Méthodes et problèmes

L'œuvre dramatique

Danielle Chaperon, © 2003-2004
Dpt de Français moderne – Université de Lausanne

II.1.2. Renversement ou conflit

Pour Aristote, l'agencement des faits (l'intrigue formant un tout et comportant un commencement, un milieu et une fin) s'organisait autour d'un élément indispensable à toute tragédie: le renversement – du bonheur au malheur de préférence. C'est ce renversement qui, bouleversant le destin des personnages, suscitera chez le spectateur, la terreur et la pitié. On constate donc que, dans La Poétique, la notion de conflit est absente. C'est à Hegel et à son Esthétique que nous devons une autre conception du drame clairement fondée sur le choc des valeurs, l'opposition des caractères et la violence des dialogues. Cette vision est pourtant en germe dans la dramaturgie classique française (particulièrement dans la comédie) mais elle se fortifiera surtout au long du XVIIIe siècle. Le Père Le Bossu, glosant hardiment Aristote, pouvait déjà écrire dans son Traité du poème épique (1707):

Dans les causes d'une action, on remarque deux plans opposés: le premier et principal est celui du héros, le second comprend les desseins qui nuisent au projet du héros. Ces causes opposées produisent aussi des effets contraires, savoir des efforts de la part du héros pour exécuter son plan, et des efforts contraires de la part de ceux qui le traversent. Comme les causes et les desseins, tant du héros que des autres personnages du poème, forment le commencement de l'action, les efforts contraires en forment le milieu. C'est là que se forme le nœud ou l'intrigue, en quoi consiste la plus grande partie du poème.

L'article Action de l'Encyclopédie, rédigé par l'abbé Mallet, adoptera et citera cette définition. L'abbé Batteux, dans Les Beaux-Arts réduits à un même principe (1746), distinguait quant à lui plus simplement: 1° une entreprise (le commencement), 2° des obstacles (le milieu), 3° le succès ou l'échec (la fin).

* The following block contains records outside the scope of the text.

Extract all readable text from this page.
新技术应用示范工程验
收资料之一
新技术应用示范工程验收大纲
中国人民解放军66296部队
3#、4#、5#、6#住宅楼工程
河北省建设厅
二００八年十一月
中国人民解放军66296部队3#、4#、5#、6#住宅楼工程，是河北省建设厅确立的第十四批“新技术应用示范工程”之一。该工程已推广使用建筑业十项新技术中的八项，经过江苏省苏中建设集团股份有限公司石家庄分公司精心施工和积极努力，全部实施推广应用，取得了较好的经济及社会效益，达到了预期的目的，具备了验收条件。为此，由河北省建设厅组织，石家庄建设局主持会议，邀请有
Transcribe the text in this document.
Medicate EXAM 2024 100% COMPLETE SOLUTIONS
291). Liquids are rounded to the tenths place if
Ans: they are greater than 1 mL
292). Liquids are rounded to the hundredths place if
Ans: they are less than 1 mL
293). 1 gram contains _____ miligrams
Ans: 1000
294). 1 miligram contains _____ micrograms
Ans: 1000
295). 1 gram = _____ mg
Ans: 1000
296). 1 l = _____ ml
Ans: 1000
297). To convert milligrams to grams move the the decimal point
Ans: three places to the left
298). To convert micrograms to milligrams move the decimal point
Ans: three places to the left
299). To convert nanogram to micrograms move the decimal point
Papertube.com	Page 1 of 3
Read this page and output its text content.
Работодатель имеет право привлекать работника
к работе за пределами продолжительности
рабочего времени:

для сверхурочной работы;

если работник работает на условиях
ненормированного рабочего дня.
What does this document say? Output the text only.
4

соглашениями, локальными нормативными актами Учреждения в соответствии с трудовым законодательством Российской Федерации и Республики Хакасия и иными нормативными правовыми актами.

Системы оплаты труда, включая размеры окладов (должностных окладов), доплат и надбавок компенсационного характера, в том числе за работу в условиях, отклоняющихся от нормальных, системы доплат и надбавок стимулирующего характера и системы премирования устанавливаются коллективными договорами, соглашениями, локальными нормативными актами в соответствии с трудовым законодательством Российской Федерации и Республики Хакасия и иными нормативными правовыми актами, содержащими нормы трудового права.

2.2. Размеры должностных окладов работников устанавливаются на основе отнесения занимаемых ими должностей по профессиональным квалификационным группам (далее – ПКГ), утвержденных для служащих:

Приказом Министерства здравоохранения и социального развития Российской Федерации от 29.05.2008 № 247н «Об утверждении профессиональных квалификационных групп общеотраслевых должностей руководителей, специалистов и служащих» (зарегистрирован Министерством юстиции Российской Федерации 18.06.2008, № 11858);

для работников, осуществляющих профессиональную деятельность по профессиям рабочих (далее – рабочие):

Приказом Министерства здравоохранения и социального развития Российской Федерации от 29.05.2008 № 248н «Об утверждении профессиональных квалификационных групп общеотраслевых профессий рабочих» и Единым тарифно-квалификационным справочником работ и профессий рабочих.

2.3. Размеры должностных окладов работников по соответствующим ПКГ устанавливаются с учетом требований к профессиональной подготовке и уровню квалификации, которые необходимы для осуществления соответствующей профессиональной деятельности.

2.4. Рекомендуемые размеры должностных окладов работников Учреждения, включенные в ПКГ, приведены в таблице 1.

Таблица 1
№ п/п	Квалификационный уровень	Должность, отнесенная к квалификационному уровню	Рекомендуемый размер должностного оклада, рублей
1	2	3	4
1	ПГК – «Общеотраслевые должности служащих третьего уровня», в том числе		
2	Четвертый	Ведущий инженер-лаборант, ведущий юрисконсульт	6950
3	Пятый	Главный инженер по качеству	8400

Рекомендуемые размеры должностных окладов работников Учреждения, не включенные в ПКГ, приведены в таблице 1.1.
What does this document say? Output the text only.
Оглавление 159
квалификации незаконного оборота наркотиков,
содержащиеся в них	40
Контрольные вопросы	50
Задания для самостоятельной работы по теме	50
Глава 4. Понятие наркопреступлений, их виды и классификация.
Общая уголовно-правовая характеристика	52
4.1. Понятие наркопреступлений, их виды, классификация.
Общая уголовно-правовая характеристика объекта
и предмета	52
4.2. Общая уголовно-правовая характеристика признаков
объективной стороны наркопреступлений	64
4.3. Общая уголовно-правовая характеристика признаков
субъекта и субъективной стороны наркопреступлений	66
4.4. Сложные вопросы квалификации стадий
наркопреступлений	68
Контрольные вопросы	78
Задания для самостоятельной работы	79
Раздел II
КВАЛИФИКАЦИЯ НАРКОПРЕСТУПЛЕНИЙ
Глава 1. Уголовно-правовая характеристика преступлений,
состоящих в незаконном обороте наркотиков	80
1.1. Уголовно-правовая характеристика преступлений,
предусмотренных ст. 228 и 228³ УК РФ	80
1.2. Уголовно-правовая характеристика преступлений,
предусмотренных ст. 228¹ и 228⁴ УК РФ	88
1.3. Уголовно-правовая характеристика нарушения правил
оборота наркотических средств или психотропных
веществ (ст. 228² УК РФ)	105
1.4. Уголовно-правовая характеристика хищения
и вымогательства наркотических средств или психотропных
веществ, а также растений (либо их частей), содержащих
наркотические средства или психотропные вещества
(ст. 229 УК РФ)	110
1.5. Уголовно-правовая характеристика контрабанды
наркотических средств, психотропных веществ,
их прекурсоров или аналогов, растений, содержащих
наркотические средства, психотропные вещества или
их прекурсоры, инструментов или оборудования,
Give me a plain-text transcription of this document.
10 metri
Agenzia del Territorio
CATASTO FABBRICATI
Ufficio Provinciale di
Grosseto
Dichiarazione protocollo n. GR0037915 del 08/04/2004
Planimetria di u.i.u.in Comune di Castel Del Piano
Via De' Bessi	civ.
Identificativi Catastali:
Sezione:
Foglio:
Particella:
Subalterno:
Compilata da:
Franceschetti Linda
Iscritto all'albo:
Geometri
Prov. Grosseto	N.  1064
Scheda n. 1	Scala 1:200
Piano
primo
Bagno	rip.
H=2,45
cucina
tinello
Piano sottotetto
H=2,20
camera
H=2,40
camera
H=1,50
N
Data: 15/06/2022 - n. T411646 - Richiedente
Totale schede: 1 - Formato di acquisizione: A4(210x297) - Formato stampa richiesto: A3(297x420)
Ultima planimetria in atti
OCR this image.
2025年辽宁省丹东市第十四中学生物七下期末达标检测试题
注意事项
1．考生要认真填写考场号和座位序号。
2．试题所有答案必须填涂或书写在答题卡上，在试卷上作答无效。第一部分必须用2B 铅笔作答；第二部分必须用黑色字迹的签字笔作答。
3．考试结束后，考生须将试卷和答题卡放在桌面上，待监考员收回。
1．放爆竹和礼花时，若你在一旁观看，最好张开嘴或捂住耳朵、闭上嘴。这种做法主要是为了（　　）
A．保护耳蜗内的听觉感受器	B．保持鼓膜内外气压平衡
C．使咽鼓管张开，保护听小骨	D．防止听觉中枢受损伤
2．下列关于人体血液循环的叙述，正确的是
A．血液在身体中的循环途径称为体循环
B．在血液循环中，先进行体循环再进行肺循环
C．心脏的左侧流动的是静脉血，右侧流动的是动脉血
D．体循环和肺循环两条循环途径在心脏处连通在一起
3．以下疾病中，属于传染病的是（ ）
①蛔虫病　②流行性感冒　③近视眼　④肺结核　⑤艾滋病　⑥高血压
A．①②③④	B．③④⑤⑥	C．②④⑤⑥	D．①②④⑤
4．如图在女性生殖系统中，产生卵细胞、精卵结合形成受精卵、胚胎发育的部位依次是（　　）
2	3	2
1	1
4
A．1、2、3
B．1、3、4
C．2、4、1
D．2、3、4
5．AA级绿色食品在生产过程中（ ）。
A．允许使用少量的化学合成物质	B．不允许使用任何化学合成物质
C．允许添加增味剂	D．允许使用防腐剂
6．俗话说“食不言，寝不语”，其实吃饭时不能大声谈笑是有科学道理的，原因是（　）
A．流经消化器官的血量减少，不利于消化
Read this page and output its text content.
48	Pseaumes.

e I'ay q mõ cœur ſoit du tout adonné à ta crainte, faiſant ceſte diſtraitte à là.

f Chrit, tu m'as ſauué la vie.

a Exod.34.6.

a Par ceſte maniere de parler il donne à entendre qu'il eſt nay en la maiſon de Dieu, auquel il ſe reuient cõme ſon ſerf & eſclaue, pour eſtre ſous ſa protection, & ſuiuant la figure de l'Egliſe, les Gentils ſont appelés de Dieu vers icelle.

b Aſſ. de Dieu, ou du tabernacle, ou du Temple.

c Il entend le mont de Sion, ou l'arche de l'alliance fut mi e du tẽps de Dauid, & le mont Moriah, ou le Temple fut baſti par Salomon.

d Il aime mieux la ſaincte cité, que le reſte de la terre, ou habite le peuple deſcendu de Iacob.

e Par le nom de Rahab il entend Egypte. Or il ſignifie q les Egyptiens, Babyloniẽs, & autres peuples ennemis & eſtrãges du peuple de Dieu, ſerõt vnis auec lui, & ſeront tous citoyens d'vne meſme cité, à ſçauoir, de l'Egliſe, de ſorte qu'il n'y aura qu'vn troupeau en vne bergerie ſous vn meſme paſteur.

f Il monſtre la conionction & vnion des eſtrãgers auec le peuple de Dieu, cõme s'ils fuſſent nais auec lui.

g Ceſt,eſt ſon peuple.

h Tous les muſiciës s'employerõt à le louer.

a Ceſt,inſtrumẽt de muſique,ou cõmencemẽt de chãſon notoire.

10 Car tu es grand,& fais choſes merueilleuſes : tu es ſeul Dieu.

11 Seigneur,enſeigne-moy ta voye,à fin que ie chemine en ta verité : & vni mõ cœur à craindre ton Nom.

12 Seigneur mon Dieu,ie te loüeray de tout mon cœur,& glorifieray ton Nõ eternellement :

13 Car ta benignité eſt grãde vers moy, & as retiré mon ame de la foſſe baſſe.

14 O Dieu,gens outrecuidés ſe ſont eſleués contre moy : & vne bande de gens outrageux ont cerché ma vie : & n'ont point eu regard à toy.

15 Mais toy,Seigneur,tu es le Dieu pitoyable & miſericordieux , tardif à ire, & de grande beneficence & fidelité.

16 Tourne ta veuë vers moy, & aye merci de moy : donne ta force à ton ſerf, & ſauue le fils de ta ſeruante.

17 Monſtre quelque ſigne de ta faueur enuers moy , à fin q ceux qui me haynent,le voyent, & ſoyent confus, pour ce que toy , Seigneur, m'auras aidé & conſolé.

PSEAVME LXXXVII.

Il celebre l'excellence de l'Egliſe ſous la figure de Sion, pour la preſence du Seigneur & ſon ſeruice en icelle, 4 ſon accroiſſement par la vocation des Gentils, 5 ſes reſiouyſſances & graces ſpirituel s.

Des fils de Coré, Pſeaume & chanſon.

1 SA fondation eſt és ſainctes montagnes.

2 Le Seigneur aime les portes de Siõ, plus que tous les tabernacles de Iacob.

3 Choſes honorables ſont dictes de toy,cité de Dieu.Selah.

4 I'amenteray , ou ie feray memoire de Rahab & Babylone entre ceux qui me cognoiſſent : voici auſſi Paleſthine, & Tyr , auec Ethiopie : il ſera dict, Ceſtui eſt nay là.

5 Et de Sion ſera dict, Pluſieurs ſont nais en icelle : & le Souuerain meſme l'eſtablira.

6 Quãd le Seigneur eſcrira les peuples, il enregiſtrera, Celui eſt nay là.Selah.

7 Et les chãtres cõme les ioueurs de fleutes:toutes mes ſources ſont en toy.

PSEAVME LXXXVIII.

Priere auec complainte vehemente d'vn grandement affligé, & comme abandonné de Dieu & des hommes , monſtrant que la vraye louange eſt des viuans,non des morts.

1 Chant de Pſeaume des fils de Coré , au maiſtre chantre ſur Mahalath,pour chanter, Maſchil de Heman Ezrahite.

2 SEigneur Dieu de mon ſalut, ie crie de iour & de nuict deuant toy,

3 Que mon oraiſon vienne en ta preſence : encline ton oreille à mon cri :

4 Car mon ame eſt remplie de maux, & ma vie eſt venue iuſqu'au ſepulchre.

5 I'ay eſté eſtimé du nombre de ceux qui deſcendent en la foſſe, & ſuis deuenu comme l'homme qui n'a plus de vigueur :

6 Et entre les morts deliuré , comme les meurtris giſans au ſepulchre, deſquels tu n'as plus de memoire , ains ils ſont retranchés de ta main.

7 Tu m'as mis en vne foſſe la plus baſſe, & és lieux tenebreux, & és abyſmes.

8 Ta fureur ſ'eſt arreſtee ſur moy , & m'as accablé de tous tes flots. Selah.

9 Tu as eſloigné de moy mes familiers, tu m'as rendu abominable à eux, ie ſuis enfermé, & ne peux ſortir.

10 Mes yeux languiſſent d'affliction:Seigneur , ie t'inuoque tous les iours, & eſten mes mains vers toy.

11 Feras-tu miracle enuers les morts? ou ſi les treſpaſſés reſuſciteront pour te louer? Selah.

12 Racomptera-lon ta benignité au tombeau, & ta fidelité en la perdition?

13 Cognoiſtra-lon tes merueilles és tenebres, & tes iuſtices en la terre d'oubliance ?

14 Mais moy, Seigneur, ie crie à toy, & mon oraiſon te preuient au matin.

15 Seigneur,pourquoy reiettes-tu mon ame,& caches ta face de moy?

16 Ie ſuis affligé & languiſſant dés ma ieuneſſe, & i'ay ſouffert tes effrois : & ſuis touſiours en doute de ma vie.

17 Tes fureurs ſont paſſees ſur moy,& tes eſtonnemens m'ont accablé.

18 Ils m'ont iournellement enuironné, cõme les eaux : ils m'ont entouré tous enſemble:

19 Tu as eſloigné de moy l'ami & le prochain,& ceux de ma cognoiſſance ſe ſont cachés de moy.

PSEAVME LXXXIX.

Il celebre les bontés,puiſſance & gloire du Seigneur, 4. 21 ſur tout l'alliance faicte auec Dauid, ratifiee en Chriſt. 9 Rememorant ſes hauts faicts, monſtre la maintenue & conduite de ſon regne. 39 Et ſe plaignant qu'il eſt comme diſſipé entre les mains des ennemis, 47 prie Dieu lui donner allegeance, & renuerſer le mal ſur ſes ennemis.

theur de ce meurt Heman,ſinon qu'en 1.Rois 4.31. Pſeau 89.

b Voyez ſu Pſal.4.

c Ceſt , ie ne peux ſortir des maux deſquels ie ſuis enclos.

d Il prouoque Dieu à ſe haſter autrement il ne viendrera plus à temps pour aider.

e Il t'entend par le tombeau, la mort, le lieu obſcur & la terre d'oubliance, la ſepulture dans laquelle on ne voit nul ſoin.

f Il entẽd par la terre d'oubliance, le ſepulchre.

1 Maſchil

Aux XIXe siècle, le théâtre explorera un nouveau type de conflit, non plus intersubjectif mais intrasubjectif: les conflits intérieurs. Freud distingue ce qu'il appelle le drame psychologique (qui oppose deux mouvements intérieurs conscients) et le drame psychopathologique (où s'affrontent un mouvement conscient et une pulsion inconsciente). Dans la seconde moitié du XXe siècle, le conflit disparaît à mesure que seront déconstruites successivement les notions d'intrigue, de personnage et de dialogue.